The CFTC said it’s seeking a permanent injunction to prevent Dublin-based Trade Exchange Network Ltd., which runs Intrade, from operating in violation of securities laws including a part of the Dodd-Frank Act intended to crack down on abuses in the sales of derivatives. The CFTC also said it’s seeking fines and disgorgement of all monetary benefits received as a result of the violations.
“We are sorry to announce that due to legal and regulatory pressures, Intrade can no longer allow U.S. residents to participate in our real-money prediction markets,” according to a notice posted on the company’s website. Customers have until Dec. 23 to close out “open predictions” and must withdraw all money from their accounts by Dec. 31.

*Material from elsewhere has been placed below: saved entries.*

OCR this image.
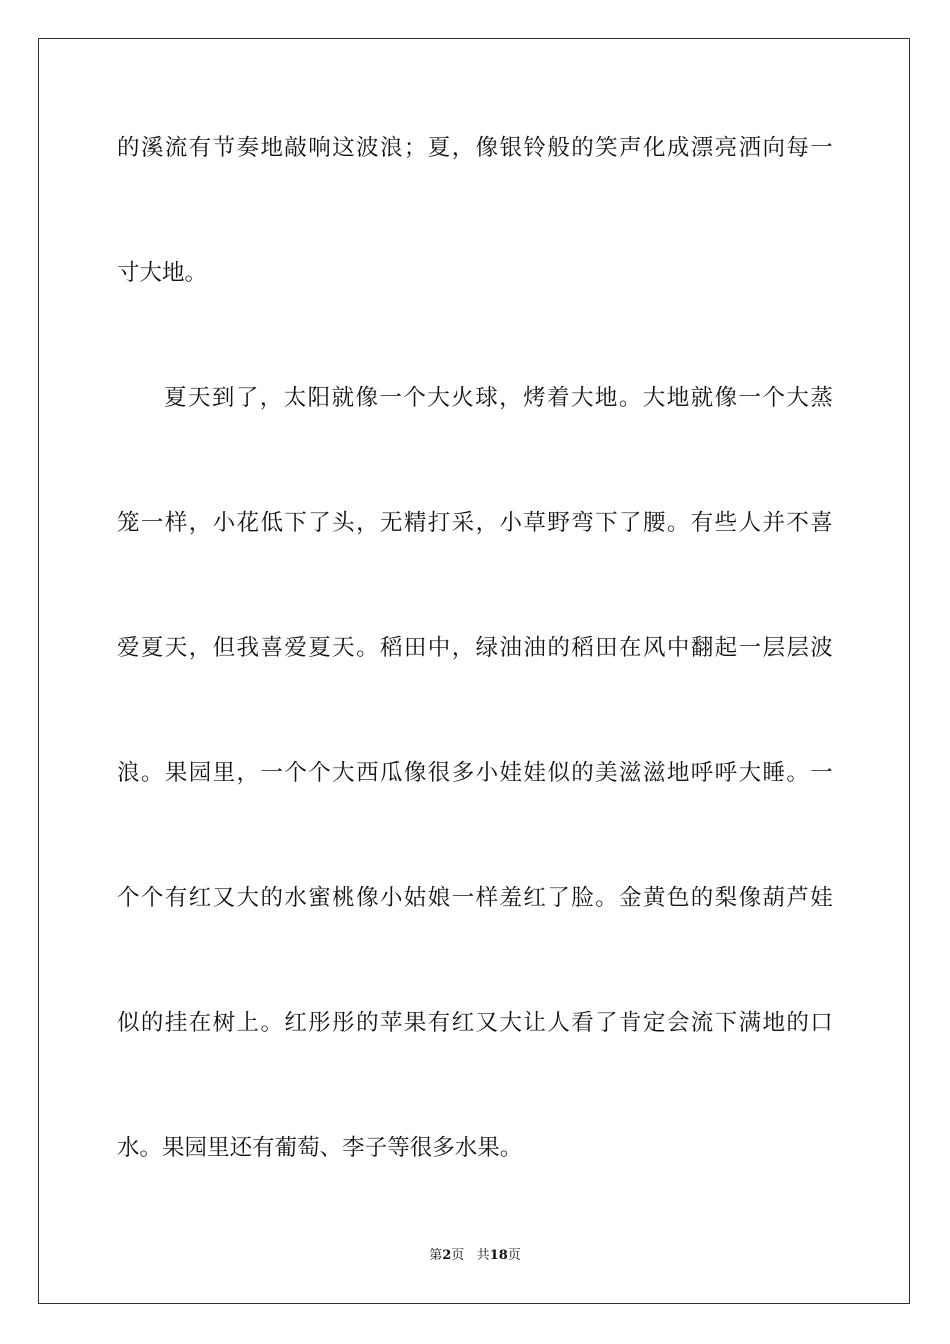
的 溪 流 有 节 奏 地 敲 响 这 波 浪 ； 夏 ， 像 银 铃 般 的 笑 声 化 成 漂 亮 洒 向 每 一
寸 大 地 。
夏 天 到 了 ， 太 阳 就 像 一 个 大 火 球 ， 烤 着 大 地 。 大 地 就 像 一 个 大 蒸
笼 一 样 ， 小 花 低 下 了 头 ， 无 精 打 采 ， 小 草 野 弯 下 了 腰 。 有 些 人 并 不 喜
爱 夏 天 ， 但 我 喜 爱 夏 天 。 稻 田 中 ， 绿 油 油 的 稻 田 在 风 中 翻 起 一 层 层 波
浪 。 果 园 里 ， 一 个 个 大 西 瓜 像 很 多 小 娃 娃 似 的 美 滋 滋 地 呼 呼 大 睡 。 一
个 个 有 红 又 大 的 水 蜜 桃 像 小 姑 娘 一 样 羞 红 了 脸 。 金 黄 色 的 梨 像 葫 芦 娃
似 的 挂 在 树 上 。 红 彤 彤 的 苹 果 有 红 又 大 让 人 看 了 肯 定 会 流 下 满 地 的 口
水 。 果 园 里 还 有 葡 萄 、 李 子 等 很 多 水 果 。
第2页 共18页
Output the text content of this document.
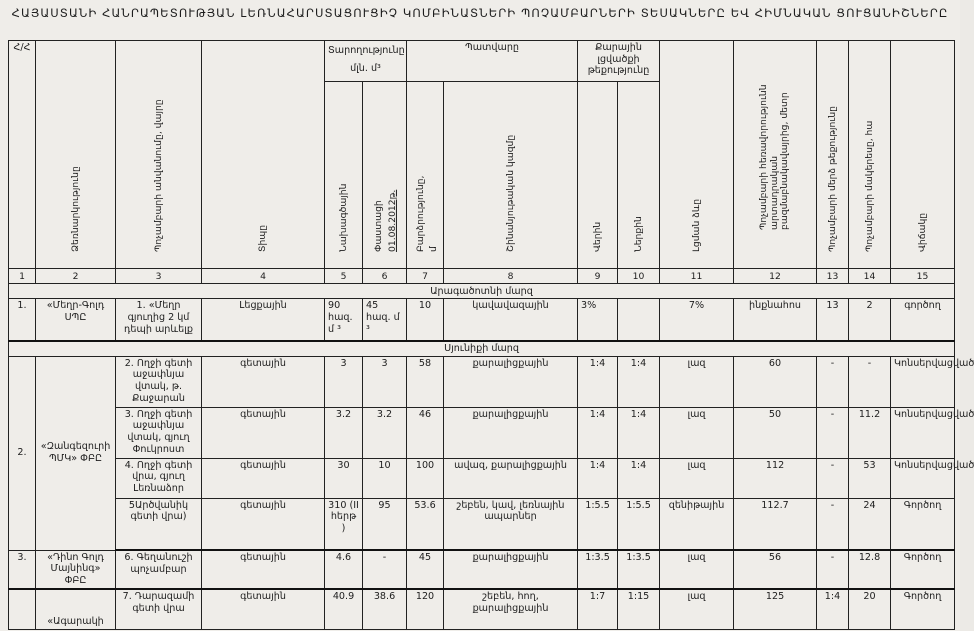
ՀԱՅԱՍՏԱՆԻ ՀԱՆՐԱՊԵՏՈՒԹՅԱՆ ԼԵՌՆԱՀԱՐՍՏԱՑՈՒՑԻՉ ԿՈՄԲԻՆԱՏՆԵՐԻ ՊՈՉԱՄԲԱՐՆԵՐԻ ՏԵՍԱԿՆԵՐԸ ԵՎ ՀԻՄՆԱԿԱՆ ՑՈՒՑԱՆԻՇՆԵՐԸ
Հ/Հ	Ձեռնարկությունը	Պոչամբարի անվանումը, վայրը	Տիպը	Տարողությունը
մլն. մ³		Պատվարը		Քարային լցվածքի թեքությունը		Լցման ձևը	Պոչամբարի հեռավորությունն արտադրական բազմաբնակավայրից, մետր	Պոչամբարի մերձ թեքությունը	Պոչամբարի մակերեսը, հա	Վիճակը

				Նախագծային	Փաստացի 01.08.2012թ.	Բարձրությունը, մ	Շինանյութական կազմը	Վերին	Ներքին					

1	2	3	4	5	6	7	8	9	10	11	12	13	14	15
Արագածոտնի մարզ														
1.	«Մեղր-Գոլդ ՍՊԸ	1. «Մեղր գյուղից 2 կմ դեպի արևելք	Լեցքային	90 հազ. մ ³	45 հազ. մ ³	10	կավավազային	3%		7%	ինքնահոս	13	2	գործող
Սյունիքի մարզ														
2.	«Զանգեզուրի ՊՄԿ» ՓԲԸ	2. Ողջի գետի աջափնյա վտակ, թ. Քաջարան	գետային	3	3	58	քարալիցքային	1:4	1:4	լազ	60	-	-	Կոնսերվացված
		3. Ողջի գետի աջափնյա վտակ, գյուղ Փուկրոստ	գետային	3.2	3.2	46	քարալիցքային	1:4	1:4	լազ	50	-	11.2	Կոնսերվացված
		4. Ողջի գետի վրա, գյուղ Լեռնաձոր	գետային	30	10	100	ավազ, քարալիցքային	1:4	1:4	լազ	112	-	53	Կոնսերվացված
		5Արծվանիկ գետի վրա)	գետային	310 (II հերթ )	95	53.6	շեբեն, կավ, լեռնային ապարներ	1:5.5	1:5.5	զենիթային	112.7	-	24	Գործող
3.	«Դինո Գոլդ Մայնինգ» ՓԲԸ	6. Գեղանուշի պոչամբար	գետային	4.6	-	45	քարալիցքային	1:3.5	1:3.5	լազ	56	-	12.8	Գործող
	«Ագարակի	7. Դարազամի գետի վրա	գետային	40.9	38.6	120	շեբեն, հող, քարալիցքային	1:7	1:15	լազ	125	1:4	20	Գործող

It’s against the law to solicit people in the U.S. to buy and sell commodity options -- even if they’re called “prediction” contracts -- unless the securities are listed for trading and traded on a CFTC-registered exchange or are legally exempt, David Meister, director of the CFTC’s enforcement division, said.
The requirement for on-exchange trading “enables the CFTC to police market activity and protect market integrity,” Meister said in a statement on the agency’s website.
Intrade failed to comply with the 2005 order, “including its obligation to inform U.S. customers which contracts offered on the www.intrade.com website they were prohibited from trading,” according to the suit.
In 2005, Trade Exchange Network agreed to pay $150,000 to settle allegations it illegally offered contracts in the U.S. based on the price of gold, crude oil, the euro and the yen, among other commodities.
The exchange, which extended a “high level of cooperation” in the investigation, didn’t admit or deny the findings, the CFTC said at the time.
The CFTC investigation preceding the 2005 order found that the exchange actively marketed its products to U.S. residents, eventually building a U.S. clientele that made up as much as 40 percent of its total customers. Trade Exchange Network currently has about 50,000 members, according to its website.
The CFTC’s 2005 order specifically listed as examples of banned options such contracts as the daily crude oil contract, gold futures, light sweet crude oil futures and the intraday euro versus U.S. dollar rate contract, according to the complaint.
Trade Exchange Network “has failed to cure or attempt to cure, its violations of the 2005 order,” the CFTC said in yesterday’s lawsuit.
The case is U.S. Commodity Futures Trading Commission v. Trade Exchange Ltd., 12-cv-01902, U.S. District Court, District of Columbia (Washington).